Figure 5 shows the results of investigating the relationship between the hot air temperature and the amount of ash deposited when the distance L was set at 0.40 m1 and the hot air temperature was varied from 800 to 1200'C. As is clear from the figure, as long as hot air of 900° C. or lower is used, the problem of ash accumulation hardly occurs. However, when the hot air temperature exceeds 950°C, ash accumulation becomes noticeable. This is thought to be due to the influence of the melting point of the ash contained in the powdered fuel, and is thought to be because at temperatures below 900°C, the ash was hardly melted in the blow vibe and was sent into the furnace. Therefore, in the case of such low-temperature hot air, there is no problem as shown in the present invention, and 9
The present invention is valuable only when hot air of 1050°C or higher is used when the temperature is 50°C or higher. Incidentally, the adhesion and accumulation of ash as described above becomes more pronounced as the inner diameter of the blow vibrator 10 becomes smaller, and when a larger diameter one is used, the amount of adhesion and accumulation itself decreases, and the flow path area is reduced due to ash accumulation. Since the rate of decrease is also small, it is thought that there is relatively little disturbance to the combustion rate.

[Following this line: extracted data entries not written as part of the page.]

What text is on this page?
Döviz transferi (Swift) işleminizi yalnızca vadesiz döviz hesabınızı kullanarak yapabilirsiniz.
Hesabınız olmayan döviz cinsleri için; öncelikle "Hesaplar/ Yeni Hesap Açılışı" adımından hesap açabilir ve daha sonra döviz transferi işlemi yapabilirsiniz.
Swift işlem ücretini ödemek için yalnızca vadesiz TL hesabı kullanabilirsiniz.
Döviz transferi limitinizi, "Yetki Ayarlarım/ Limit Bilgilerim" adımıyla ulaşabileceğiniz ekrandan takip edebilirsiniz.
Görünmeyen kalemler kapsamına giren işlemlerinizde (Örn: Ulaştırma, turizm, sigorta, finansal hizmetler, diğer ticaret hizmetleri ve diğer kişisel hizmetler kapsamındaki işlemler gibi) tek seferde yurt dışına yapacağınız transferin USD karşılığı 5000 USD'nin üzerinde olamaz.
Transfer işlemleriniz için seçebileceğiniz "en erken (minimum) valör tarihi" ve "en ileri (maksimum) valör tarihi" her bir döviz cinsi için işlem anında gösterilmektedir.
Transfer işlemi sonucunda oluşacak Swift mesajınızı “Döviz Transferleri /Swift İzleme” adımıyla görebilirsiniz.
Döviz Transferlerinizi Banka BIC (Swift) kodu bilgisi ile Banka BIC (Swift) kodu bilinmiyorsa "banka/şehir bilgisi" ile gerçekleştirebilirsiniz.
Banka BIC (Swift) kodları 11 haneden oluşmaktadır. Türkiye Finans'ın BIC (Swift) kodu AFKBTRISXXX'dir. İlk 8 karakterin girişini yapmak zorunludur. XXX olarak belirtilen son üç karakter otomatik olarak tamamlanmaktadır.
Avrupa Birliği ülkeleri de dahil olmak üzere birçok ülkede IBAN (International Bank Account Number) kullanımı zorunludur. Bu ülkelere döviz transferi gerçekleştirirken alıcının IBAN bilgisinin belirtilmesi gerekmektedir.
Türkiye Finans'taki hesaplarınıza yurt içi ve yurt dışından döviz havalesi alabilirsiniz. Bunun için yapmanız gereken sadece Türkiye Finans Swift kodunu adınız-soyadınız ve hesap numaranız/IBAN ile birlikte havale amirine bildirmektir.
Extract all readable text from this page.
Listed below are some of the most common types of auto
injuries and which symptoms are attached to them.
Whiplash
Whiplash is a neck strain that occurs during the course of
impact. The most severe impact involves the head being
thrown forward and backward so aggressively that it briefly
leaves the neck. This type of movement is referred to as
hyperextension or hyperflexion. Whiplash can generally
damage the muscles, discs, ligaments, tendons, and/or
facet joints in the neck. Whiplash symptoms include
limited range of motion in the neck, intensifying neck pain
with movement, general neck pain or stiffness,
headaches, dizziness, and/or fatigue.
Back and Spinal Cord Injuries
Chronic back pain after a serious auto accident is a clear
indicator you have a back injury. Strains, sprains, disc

Therefore, when we investigated the relationship between the internal diameter of the blow vibrator, we found that the problem of ash accumulation becomes noticeable when using a blow vibrator with an internal diameter of 0.18 mφ or less, and there is almost no effect when using a blow vibrator with an internal diameter of 0.18 mφ or less. It was confirmed that the level was negligible. Further, the inner diameter of a blow vibrator used in an actual blast furnace is naturally limited in order to ensure a predetermined amount of hot air and its flow velocity, and the upper limit is generally about 0.18Tr1,φ. Considering these points as well, it can be said that the features of the present invention are effectively exhibited and are sufficient when using a blow vibe with an inner diameter of 0.187TLφ or less. On the other hand, if the inner diameter of the blow vibrator becomes too small, the influence of ash accumulation becomes significant, so it is desirable to use one with a diameter of about 0.13 mφ or more. The present invention is roughly constructed as described above, but the key point is that by properly adjusting the position of the burner for blowing powdered fuel, powdered fuel can be injected without causing any problems due to adhesion or accumulation of ash. This means that the combustion rate can be increased to the level of liquid fuel.

[Brief explanation of the drawing]

Figure 1 is a schematic diagram of the combustion experiment equipment, Figure 2 is an enlarged view of the main part of the powder fuel injection section in the equipment, and Figure 3 is a graph showing the relationship between the powder fuel injection position, combustion rate, and ash accumulation amount. , Fig. 4 is an explanatory diagram showing the state of ash adhesion to the inner surface of the blow vibrator, Fig. 5
The figure is a graph showing the relationship between hot air temperature and ash pile volume.

Claims (1)

[Claims] 1. A burner for blowing powdered fuel penetrates the wall of a blow pipe for blowing hot air connected to a blast furnace tuyere and enters the blow pipe so that the center of the tip of the burner is near the axis of the pipe. and the powdered fuel blown from the burner,
A method of blowing powdered fuel into a blast furnace through a blast furnace tuyere together with hot air of 1050°C or higher flowing in a blow pipe,
A method for injecting powdered fuel into a blast furnace, characterized in that the tip of the burner is positioned 100 to 350 mm upstream from the boundary between the blast furnace tuyere and the blow pipe.